There are two general claims I would like to make about the state of cybersecurity that I believe to be true and connected. The first is that the field is rife with pseudoscience and lacks an appreciation for empirical methods. The second is that much of the bad information in the field has originated from industry players that have incentives for certain beliefs to take hold. I suppose I am in the right field as exposing exploitative bad science has been a passion of mine.
IBM’s recent Cost of a Data Breach Report presents some interesting information, but also makes dubious claims that are worth examining. Based on the report, data was collected by the Ponemon Institute using a confidential survey tool/approach to gather information from 553 organizations that experienced a recent breach. There are some major methodological limitations (some of which are listed in the report) that ought to prevent unreasonably strong conclusions. Nevertheless, IBM’s press release for the report leads with the following subtitle:
The full report provides additional AI/Automation conclusions, claiming that “Extensive security AI and automation use delivered cost savings of nearly USD 1.8 million.” This is presented as the average cost saved per breach. Confidently attributing these savings to a class of technologies would require an in-depth analysis and understanding of all the mechanisms involved or an experimental design that could account for the numerous variables (confounders) at play. Neither of these occurred.
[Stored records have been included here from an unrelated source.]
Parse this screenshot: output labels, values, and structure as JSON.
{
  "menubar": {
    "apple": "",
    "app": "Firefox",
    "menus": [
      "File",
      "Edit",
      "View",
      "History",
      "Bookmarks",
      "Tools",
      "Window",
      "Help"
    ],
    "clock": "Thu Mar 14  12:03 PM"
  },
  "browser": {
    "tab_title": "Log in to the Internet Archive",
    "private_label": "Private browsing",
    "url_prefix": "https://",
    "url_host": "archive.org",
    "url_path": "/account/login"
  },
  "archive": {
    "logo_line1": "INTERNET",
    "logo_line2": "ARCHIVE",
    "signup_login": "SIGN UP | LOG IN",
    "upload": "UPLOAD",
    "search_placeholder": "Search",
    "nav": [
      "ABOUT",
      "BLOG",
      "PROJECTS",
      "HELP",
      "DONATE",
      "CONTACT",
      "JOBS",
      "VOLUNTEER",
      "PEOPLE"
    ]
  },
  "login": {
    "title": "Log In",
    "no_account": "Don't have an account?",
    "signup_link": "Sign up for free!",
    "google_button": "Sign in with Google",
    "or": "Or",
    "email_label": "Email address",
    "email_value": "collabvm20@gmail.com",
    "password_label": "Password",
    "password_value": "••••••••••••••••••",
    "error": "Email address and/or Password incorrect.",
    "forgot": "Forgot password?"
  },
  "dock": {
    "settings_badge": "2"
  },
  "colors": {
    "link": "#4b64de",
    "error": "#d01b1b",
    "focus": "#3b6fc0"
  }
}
Based on the limited reporting of methodology, these conclusions draw from estimated breach costs correlated with self-reported (by the surveyed organizations) level of AI/Automation use, using only the categories “No use,” “limited use,” and “extensive use.” At no point was “AI/Automation” well-defined nor was there any examination of how these technologies were employed or what role they played in detecting and mitigating breaches.
Such a fundamental error – mistaking correlation for causation – is unacceptable as science at the high school level. Yet, not only is this practice normalized by major industry players in cybersecurity, but the surrounding media ecosystem is entirely uncritical (just search for related reporting). A more responsible conclusion would look something like this:
Organizations that reported greater use of any form of AI/Automation experienced less impactful breaches on average; however, it cannot be concluded whether the use of AI/Automation itself was a causal factor. Therefore, further research is necessary to investigate the use of AI/Automation during breach lifecycles.
Without a deeper analysis, this is really all that can be concluded. There exists many possible explanations for the observed data that do not require attributing any benefit to AI/Automation technologies. For example, it is quite likely that organizations with more mature security teams and more funding are making more extensive use of these technologies. It could very well be other practices developed and employed by these mature teams that are primarily responsible for the reduction in breach impact observed.
There is no indication that the methodology ruled out any (let alone all) other plausible explanations and factors, but instead of providing a grounded conclusion, the report takes a firm stance on AI/Automation as the causal factor. Why? Of the 4 recommendations concluding the report, the 3rd recommendation leads: “Use security AI and automation to increase speed and accuracy.” This recommendation (page 65 of the report) links to 2 IBM products, one of which prominently markets the use of “AI and automation.” I cannot make the claim that IBM selling AI/Automation products is a causal factor in the conclusions they have drawn (I am not so sloppy), but it sure is suspect.
If the security industry is to reach a high level of maturity and respectability, it needs to begin taking empirical methods seriously. This includes industry, practitioners, and the surrounding media ecosystem as well. Unfortunately, it is easy to get caught up in the latest hype bubble and much harder to conduct rigorous analysis and hypothesis-driven research. Especially when it comes to “AI,” our collective low standard for evidence is already being used against workers. Don’t get me wrong; I am supportive of automation, but you will need more than hype to sell me on a solution. Show me the evidence.